Layer 2 Stablecoin Competition Enters a New Phase

Competition between Base and Arbitrum in the Layer 2 stablecoin arena has entered a new phase. Base currently leads with a stablecoin supply of $4.81 billion, outpacing Arbitrum’s $3.75 billion by about $1.06 billion. Base’s edge comes from native USDC issuance and deep integration with the Coinbase ecosystem, making it a key gateway for institutional capital entering the blockchain. Base has disclosed that its 2025 stablecoin transaction volume reached $17 trillion, spanning 26 local currencies and 17 countries, with ecosystem momentum still building.

Arbitrum, meanwhile, leads in Total Value Secured (TVS), reaching $16.64 billion—the largest among all general-purpose Ethereum Layer 2 networks. Its strength lies in the deep deployment of leading DeFi protocols like GMX, Uniswap, and Aave, creating strong network effects and capital retention.

The Rise of a Multichain Parallel Structure

The synchronized stablecoin inflows to these three chains reveal a deeper structural shift in crypto from a "single-pole dominance" to a "multipolar, parallel" framework. Ethereum mainnet remains the core storage layer for stablecoins, absorbing about $8.4 billion in stablecoin capital—$80.7 billion in USDT and $51.8 billion in USDC—accounting for roughly three-quarters of stablecoin liquidity. At the same time, Solana serves as a high-performance Layer 1 for high-frequency trading and payments; Base, as the on-chain extension of the Coinbase ecosystem, focuses on application-layer use cases; and Arbitrum, as a DeFi settlement layer, maintains institutional-grade liquidity. The differentiation in stablecoin use cases across chains is becoming increasingly clear.

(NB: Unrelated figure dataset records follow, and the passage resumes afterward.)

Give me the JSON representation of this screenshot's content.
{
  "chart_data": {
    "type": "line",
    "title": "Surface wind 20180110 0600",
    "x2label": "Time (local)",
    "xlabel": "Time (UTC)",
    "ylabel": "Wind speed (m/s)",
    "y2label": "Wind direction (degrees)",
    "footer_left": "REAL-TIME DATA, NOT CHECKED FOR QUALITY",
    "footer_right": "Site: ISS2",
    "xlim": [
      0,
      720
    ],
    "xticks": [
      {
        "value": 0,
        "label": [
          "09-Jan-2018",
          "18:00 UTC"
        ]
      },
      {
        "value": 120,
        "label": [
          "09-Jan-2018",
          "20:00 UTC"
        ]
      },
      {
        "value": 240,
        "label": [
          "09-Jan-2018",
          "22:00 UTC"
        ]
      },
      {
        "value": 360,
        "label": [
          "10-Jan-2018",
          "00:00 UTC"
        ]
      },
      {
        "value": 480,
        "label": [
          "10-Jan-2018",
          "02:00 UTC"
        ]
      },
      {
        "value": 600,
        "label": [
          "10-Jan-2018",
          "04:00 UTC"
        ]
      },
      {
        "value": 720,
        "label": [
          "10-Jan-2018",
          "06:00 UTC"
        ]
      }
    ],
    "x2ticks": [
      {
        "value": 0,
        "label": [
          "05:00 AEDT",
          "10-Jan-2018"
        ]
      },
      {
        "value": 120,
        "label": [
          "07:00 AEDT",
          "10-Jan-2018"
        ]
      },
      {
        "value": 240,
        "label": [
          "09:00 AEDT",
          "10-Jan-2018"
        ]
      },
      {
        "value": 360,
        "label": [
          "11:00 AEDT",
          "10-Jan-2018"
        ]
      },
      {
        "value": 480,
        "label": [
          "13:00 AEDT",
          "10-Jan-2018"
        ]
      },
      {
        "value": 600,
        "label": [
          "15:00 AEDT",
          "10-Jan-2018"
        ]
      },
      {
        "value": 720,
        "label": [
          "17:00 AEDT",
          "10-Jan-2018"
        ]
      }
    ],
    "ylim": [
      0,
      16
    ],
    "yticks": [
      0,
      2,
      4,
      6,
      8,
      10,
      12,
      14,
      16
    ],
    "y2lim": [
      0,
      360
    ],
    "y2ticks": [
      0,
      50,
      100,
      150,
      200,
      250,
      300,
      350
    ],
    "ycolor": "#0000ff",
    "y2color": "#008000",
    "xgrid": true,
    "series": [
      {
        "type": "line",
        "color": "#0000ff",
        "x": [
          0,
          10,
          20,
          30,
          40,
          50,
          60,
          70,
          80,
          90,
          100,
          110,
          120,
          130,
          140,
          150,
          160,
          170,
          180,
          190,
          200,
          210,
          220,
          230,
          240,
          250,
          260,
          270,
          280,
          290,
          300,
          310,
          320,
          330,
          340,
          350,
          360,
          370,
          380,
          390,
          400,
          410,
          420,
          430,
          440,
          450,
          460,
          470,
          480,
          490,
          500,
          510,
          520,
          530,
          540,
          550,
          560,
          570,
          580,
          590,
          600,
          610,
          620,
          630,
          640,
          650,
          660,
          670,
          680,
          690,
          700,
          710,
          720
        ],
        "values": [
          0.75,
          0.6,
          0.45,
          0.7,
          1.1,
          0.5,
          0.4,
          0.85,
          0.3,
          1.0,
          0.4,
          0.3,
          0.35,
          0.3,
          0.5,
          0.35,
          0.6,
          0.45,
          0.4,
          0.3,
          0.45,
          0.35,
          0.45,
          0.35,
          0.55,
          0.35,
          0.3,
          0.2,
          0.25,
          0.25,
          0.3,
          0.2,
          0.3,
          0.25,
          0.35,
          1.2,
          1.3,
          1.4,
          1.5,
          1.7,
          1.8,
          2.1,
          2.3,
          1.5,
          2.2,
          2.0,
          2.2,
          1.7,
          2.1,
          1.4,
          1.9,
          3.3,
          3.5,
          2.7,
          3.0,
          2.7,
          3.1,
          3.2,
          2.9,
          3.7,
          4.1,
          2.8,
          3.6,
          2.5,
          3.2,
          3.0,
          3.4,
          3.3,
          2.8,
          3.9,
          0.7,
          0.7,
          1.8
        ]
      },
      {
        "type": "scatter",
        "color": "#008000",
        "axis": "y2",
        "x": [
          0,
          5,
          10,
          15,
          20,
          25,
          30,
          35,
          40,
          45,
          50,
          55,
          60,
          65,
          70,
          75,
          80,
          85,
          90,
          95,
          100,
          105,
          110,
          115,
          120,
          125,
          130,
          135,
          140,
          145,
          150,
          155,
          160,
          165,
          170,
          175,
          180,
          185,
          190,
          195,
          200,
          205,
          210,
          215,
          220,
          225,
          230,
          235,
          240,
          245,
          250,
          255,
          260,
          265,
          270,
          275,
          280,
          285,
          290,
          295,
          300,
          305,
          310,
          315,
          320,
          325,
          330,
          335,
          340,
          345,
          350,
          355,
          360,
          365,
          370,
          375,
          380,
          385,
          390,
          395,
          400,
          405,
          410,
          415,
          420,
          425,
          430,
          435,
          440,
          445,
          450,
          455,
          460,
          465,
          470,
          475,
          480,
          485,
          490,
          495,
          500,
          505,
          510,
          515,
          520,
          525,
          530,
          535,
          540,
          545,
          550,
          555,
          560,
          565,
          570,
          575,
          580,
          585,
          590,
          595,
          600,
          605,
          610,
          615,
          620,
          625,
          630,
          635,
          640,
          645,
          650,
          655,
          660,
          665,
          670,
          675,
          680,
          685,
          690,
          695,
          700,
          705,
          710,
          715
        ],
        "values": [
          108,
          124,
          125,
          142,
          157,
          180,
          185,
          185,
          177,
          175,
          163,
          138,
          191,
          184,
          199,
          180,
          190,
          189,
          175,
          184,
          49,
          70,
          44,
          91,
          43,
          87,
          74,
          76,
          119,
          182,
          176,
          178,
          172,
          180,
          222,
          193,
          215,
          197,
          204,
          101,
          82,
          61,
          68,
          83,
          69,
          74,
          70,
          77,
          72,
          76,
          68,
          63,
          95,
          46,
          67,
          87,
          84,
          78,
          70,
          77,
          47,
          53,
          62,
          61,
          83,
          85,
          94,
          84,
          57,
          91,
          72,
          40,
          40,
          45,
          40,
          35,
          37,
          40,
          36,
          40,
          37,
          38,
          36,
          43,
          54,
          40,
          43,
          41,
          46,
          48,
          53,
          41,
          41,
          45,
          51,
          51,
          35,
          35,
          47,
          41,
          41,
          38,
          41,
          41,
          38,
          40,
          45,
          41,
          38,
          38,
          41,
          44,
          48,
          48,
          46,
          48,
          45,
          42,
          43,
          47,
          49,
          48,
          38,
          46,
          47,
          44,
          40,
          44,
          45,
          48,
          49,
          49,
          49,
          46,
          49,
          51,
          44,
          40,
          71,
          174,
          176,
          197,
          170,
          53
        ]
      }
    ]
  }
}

In Q1 2026, Solana recorded its first-ever trillion-dollar quarter in economic activity, with on-chain transaction volume reaching $1.6 trillion—about 12% of the total crypto spot market. Monthly active users reached the millions, and user holdings hit a record high of 167 million in early April. These figures show that the parallel development of multichain ecosystems has moved from concept to reality, with stablecoin distribution patterns serving as the clearest quantitative indicator of this trend.

Conclusion

In April 2026, the simultaneous absorption of stablecoin liquidity by Solana, Base, and Arbitrum marks a new phase of multichain infrastructure competition in the crypto market. The data tells a clear story: Solana’s single-week $3.25 billion USDC mint, Base’s $4.81 billion stablecoin supply and 14x circulation velocity, and Arbitrum’s $83.8 million weekly net inflow all point to a decisive trend—stablecoins are no longer concentrated on a single chain but are being distributed according to the functional positioning of each network.

This distribution model is a natural outcome of the maturation of crypto infrastructure. The differentiated positioning of blockchains in terms of performance, cost, regulatory access, and application scenarios provides stablecoins with a diverse range of "habitats." At the same time, the ongoing improvement of cross-chain infrastructure such as Circle’s CCTP is weaving previously fragmented on-chain liquidity into a unified, rapidly deployable network.

For industry participants, the key to understanding this landscape is to look beyond supply numbers and focus on how stablecoins are actually used on each chain—whether they are being parked, circulated, or efficiently allocated to DeFi protocols. The ratio among these three states is the true measure of the health of the multichain stablecoin ecosystem.